= Takeo Yano =

Japanese judoka

Takeo Yano (矢野 武雄), also known as Takeo Iano, was a Japanese judoka who helped in the establishment of Brazilian jiu-jitsu in Brazil.

== Biography ==
Yano was a standout in judo, learning it in Chinzei High School and the Dai Nippon Butoku Kai under the renowned Hajime Isogai. As of 1930, he held the first dan rank at Kodokan. He worked with the Ono brothers, Yasuichi and Naoichi. They taught Judo in the North of Brazil. He also taught in São Paulo and Rio de Janeiro.
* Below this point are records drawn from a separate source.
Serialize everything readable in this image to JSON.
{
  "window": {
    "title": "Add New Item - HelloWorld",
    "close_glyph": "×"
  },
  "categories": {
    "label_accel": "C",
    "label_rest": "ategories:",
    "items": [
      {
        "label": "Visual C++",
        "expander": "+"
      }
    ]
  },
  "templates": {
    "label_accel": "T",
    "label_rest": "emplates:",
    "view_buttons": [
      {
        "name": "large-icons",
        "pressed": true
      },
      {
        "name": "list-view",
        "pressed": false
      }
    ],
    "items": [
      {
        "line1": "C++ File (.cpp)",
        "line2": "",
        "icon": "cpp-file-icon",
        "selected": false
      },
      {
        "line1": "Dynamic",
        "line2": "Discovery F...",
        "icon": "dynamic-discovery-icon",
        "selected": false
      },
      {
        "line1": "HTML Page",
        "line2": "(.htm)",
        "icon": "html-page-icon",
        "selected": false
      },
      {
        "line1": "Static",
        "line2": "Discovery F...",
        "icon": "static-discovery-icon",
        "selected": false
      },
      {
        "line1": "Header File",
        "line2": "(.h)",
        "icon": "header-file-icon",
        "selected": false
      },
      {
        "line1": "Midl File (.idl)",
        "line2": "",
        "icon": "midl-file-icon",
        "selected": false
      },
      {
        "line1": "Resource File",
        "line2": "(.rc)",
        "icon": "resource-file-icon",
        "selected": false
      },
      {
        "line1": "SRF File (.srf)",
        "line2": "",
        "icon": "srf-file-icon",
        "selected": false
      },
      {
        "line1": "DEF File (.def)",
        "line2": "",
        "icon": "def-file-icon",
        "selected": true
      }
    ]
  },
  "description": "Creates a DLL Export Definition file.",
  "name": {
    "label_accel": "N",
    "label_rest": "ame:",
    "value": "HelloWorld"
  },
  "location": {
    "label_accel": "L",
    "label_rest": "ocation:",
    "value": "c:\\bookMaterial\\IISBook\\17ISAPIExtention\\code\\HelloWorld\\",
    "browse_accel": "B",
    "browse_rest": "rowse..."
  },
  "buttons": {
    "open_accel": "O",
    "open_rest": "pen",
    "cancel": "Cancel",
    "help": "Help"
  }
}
Along with Kazuo Yoshida in Bahia (founder of Bahia Judo), they helped to establish Brazilian jiu-jitsu.

In 1937, Yano fought Hélio Gracie to a draw. But on 1 September 1938, when facing another member of the Gracie family, and the best fighter of the family, George Gracie, Yano lost through a leglock. As a fighter he took on the name ″Oriental Demon″. In 1958,he also fought Waldemar Santana in a vale tudo match and lost by armlock after 38 minutes. His earlier black belts included Jose Jurandir Moura whom he taught in Fortaleza, Brazil, Cisando Lima, and Francisco Sá.

Yano is thought to have introduced the heel hook in Brazilian jiu-jitsu.